Not all rides are created equal, and not all instructors are the same. Choosing the best instructor for you is a personal preference, but when it comes to choosing a ride there are a few factors to take into consideration — especially if you already have back pain, or are prone to back pain or injuries.

  • Type of Ride – Low Impact rides are easier on the joints compared to other rides like Climbs or Power Zones. They tend to be smoother and are accessible for all levels of riders. You can also take a scenic ride that allows you to stop whenever you feel the need to. And choosing a flatter scenic ride allows you to avoid any tough hill or mountain climbs. 
  • Length of Your Ride – You don’t need to struggle through a 60-minute ride just because you want to get 60 minutes of cycling in. There are plenty of classes that are 15, 20, or 30 minutes long that you can combine together to create that 60-minute workout. By choosing those smaller-length rides, you give yourself a quick break in between. By getting in an extra stretch or two, readjusting your seat, or grabbing some extra water, your back and your body will thank you. 
  • Get Out of the Saddle or Stay Seated? Do what you can handle, while keeping your resistance and posture in mind. Standing up does allow you to readjust and get your body back in alignment, but longer lengths of time out of the saddle can cause you to overexert yourself. Many people start to readjust their resistance during this time — it starts to get harder, and they want to keep up with the instructor. Too much resistance while standing might make you feel as if you’re struggling, so the natural inclination is to turn the resistance down. But if you have too little resistance, you are more prone to injuring your back because the petals can’t support your weight. With too little resistance you naturally start to lean too far forwards, causing hunching. Hunching then leads to straining your back, thus causing pain. 

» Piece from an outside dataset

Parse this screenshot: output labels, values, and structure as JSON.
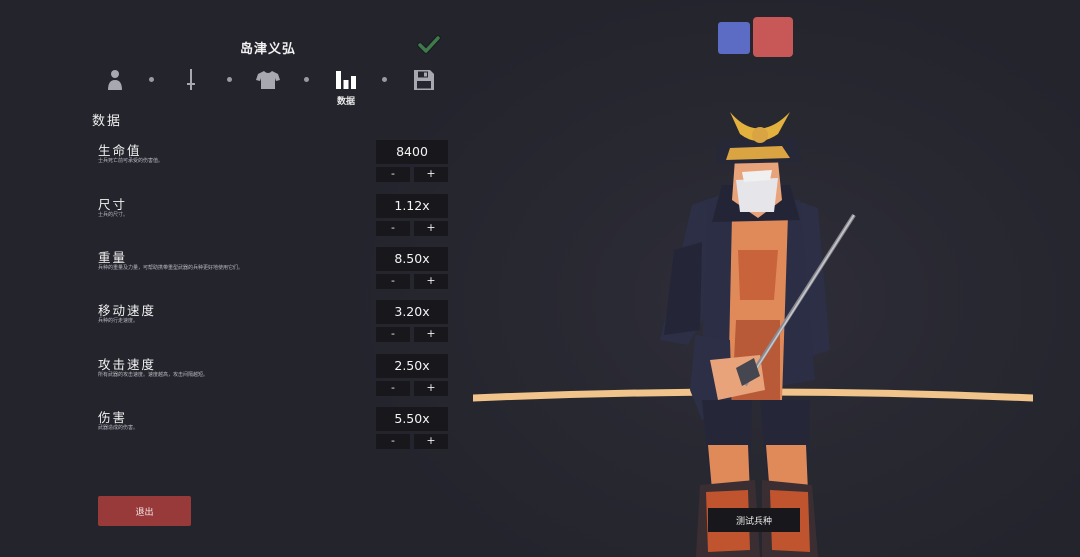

Proper Peloton Form to Avoid Back and Neck Pain

Fitting your bike correctly will definitely help avoid any pain that an improper fit might have caused, but fitting by itself isn’t the only way to avoid any pain. You need to make sure you keep the correct posture and form while on your ride. There are a number of instructors that will remind you of your posture and form during a ride, but here are some factors to keep in mind while on any ride you take:

  • Try to keep your back straight
  • Avoid hunching
  • Keep your chest wide and open
  • The light grip on the handlebars
  • Drop your shoulders
  • You want your knees straight ahead over your toes
  • Complete full cycles of pushing & pull with your legs

There’s a reason why Peloton, and spin cycling in general, has become such a popular form of exercise. You can get in a great structured workout while having a competitive and motivational side to it. But just remember, introducing a new fitness routine or increasing your fitness routine can come with negative effects if not done properly. When getting on your spin bike for a ride, make sure you focus on what your body is telling you. Don’t push yourself too far, because too far can lead to injury — with back pain being the number one cause of improper cycling. If you find yourself with back pain, please reach out to schedule a consultation. Through the right treatment plan, we can get you back on your bike in no time!

And last by certainly not least – Listen to your Body. While all of the rides offered by instructors and classes are safe, make sure you listen to your body. Exercising can leave your muscles sore, but aches and pains are your body’s way of telling you something’s wrong. If you still have pain a few days after resting, it’s time to consult a doctor.